Comme quelqu’un l’a exprimé, ces « faux » centres nous éloignent de notre centre véritable et sont ressentis comme exigeants, tendus et porteurs d’anxiété. Un vrai centre de gravité est ressenti comme ouvert, représentant un soutien pour qui nous sommes et accompagné d’un sentiment de savoir qui n’a pas besoin de défense. Les mots  qui viennent pour exprimer clairement cette expression de l’expérience  portée par le corps ressemblent à quelque chose comme cela : « Je suis, juste je suis et je le sais ».

J’ai évoqué l’expression « centre de gravité » dans le contexte d’être en présence enracinée. Nous avons grandi avec cette perception-là explicitement ou non. Elle a eu instinctivement un impact sur notre expérience de nous-mêmes à toutes les étapes de notre développement humain, le plus souvent inconsciemment et sans être nommée. Et cependant quand elle est nommée, cela réveille  des souvenirs de cette période de notre vie où nous explorions notre capacité à faire de nouvelles choses en prenant appui sur cet espace en nous où nous nous sentions solidement ancrés en ayant le sentiment de savoir comment être et quoi faire.   

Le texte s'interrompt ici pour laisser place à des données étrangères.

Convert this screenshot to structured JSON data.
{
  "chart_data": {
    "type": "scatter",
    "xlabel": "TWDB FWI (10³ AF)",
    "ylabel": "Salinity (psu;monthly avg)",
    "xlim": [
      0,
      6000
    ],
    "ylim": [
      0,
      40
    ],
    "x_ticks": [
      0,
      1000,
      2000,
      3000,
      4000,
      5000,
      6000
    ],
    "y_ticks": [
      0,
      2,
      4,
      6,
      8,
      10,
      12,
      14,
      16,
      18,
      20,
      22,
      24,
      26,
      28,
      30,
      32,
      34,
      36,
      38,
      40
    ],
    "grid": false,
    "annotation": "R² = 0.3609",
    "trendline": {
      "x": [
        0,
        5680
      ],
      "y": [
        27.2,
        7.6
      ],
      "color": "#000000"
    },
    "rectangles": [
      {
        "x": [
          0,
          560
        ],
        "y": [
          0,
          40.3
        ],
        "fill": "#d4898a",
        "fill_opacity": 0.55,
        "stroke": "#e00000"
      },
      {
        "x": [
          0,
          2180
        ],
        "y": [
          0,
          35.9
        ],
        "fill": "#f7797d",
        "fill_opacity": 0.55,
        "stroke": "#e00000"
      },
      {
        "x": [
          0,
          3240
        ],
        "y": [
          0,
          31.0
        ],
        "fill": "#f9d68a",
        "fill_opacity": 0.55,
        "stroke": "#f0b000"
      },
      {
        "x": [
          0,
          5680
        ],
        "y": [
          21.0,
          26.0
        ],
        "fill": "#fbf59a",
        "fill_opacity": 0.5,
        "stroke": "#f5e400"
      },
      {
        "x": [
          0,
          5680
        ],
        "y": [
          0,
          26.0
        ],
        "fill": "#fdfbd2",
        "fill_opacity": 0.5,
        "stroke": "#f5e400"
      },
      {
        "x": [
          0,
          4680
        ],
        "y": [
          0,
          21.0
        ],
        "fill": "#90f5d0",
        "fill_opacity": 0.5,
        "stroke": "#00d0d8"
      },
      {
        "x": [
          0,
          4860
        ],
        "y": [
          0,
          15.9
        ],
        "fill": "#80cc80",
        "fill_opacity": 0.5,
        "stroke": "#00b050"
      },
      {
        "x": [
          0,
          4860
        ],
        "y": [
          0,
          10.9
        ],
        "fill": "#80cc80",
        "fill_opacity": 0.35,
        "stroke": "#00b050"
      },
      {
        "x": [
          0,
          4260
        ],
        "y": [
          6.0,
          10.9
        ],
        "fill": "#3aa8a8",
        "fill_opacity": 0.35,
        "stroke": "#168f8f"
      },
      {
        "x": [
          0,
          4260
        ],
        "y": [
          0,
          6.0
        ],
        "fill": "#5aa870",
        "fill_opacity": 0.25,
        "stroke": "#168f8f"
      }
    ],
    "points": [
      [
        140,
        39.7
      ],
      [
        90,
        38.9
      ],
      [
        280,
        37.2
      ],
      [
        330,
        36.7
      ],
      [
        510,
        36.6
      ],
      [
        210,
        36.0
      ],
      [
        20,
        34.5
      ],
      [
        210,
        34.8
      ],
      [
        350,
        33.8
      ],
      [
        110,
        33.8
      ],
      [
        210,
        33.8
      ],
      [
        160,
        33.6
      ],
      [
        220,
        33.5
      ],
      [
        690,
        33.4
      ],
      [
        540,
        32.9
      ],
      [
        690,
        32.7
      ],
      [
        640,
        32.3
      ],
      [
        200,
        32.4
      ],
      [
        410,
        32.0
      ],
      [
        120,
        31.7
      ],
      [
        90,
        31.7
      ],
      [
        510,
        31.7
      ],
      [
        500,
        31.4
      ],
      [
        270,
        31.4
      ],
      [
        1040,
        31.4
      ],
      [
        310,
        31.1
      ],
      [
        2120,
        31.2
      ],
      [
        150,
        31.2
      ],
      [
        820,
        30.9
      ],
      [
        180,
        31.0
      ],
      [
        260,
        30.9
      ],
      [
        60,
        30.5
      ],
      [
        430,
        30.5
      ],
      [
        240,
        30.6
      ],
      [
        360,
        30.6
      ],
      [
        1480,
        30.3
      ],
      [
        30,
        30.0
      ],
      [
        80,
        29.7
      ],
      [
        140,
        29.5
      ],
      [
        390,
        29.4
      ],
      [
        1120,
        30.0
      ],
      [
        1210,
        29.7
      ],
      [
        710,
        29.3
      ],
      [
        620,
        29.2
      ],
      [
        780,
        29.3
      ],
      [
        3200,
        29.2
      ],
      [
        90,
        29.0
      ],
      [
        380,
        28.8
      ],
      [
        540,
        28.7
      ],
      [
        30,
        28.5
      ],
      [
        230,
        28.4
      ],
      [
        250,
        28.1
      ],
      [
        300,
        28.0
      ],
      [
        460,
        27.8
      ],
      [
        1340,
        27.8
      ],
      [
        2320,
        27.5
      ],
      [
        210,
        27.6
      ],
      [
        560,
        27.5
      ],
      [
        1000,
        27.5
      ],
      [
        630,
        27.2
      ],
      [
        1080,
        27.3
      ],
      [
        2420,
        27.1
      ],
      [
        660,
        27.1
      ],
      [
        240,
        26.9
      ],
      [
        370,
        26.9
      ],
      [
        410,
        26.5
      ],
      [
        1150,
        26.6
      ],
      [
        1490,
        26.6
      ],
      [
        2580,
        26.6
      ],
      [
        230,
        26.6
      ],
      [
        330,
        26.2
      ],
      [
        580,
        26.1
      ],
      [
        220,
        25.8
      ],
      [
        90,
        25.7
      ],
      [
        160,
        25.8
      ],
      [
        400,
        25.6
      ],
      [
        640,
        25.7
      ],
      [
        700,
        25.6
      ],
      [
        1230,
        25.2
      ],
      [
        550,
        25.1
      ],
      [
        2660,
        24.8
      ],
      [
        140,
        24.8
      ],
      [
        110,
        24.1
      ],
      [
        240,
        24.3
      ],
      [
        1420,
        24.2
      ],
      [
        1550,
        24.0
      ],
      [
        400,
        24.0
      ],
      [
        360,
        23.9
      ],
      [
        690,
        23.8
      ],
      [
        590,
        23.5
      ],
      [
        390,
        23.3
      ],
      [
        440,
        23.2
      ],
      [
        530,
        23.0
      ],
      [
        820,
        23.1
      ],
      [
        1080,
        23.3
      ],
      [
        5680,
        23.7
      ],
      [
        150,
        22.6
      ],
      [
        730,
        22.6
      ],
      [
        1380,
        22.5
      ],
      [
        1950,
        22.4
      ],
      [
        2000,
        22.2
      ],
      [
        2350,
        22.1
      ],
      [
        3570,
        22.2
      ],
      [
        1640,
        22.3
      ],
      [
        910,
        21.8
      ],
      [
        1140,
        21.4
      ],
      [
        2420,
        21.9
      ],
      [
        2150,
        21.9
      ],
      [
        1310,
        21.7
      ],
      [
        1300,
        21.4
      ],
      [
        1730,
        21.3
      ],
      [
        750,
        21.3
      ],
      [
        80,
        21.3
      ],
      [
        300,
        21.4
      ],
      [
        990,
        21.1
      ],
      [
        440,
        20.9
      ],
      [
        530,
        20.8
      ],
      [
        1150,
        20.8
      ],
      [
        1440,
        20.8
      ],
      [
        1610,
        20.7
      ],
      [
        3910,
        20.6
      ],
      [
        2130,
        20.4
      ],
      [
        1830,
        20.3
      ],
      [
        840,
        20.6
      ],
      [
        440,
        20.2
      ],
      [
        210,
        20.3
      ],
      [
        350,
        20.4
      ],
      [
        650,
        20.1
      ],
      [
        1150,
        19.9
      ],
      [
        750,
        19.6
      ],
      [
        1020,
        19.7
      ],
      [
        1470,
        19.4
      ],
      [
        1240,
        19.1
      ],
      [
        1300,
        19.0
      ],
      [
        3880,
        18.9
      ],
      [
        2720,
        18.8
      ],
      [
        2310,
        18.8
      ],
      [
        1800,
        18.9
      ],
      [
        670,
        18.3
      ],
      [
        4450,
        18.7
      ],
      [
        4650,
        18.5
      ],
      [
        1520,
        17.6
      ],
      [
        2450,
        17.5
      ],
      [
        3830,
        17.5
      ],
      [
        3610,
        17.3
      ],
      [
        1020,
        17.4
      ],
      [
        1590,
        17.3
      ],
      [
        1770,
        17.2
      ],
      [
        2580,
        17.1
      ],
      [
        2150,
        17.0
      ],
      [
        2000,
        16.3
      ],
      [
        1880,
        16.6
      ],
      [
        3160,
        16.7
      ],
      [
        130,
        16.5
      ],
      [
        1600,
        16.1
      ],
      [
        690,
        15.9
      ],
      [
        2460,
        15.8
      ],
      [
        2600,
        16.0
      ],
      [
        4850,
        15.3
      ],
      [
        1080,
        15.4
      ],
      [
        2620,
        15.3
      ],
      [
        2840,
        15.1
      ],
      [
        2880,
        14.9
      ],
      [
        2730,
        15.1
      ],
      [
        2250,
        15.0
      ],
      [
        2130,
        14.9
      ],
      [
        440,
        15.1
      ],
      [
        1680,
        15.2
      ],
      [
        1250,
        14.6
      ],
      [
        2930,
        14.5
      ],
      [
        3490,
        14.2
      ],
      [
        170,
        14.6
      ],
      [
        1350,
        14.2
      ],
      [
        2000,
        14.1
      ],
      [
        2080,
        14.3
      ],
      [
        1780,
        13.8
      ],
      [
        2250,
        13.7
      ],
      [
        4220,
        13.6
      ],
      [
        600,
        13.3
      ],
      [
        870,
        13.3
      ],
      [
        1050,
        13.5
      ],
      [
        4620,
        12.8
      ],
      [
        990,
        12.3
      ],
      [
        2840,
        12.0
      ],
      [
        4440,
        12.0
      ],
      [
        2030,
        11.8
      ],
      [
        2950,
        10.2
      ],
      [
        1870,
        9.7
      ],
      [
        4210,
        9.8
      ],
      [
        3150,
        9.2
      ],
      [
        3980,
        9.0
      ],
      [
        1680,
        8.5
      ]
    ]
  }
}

Cela se traduit par une sorte de pause qui vient instinctivement par exemple chez un bambin qui apprend comment marcher puis plus tard comment courir et sauter. Par la suite cela peut se manifester lorsqu‘un skateur ou un surfeur prennent une pause pour parfaire leurs mouvements et maintenir leur équilibre lors de mouvements complexes. Au cours de notre développement, dans le domaine du sport notamment, il nous a été toutefois nécessaire de trouver notre centre de gravité pour être un bon athlète. Nous le faisons instinctivement et l’avons fait dès le début de notre vie. Pourquoi alors ne pas retrouver  consciemment cette présence gravitationnelle pour nous permettre non seulement de savoir comment être et quoi faire instinctivement mais de façon encore plus importante maintenant alors que nous sommes capables de nous donner l’espace et les ressources dont nous avons besoin pour nous engager consciemment dans ce qui semble arriver dans nos vies.   

Pour conclure, je voudrais souligner ce qui est significatif  pour moi dans cette expérience globale d’être en présence enracinée.

Mon propre sens de moi prend vie de façon très réelle et palpable. Je peux sentir ma vitalité souvent à travers ce mouvement ressenti dirigé de l’intérieur. Tout naturellement le corps commence à se réorganiser vers une meilleure façon d’être, plus globale, qui se produit instinctivement quand il y a assez d’espace pour que cela puisse se passer.

J’en suis venu à réaliser que la sagesse qui soutient toute partie ou toute relation provient d’un tout plus grand que celui que je peux imaginer. Le soi en présence enracinée, soutenu par mon centre de gravité est beaucoup plus grand que je ne le pensais.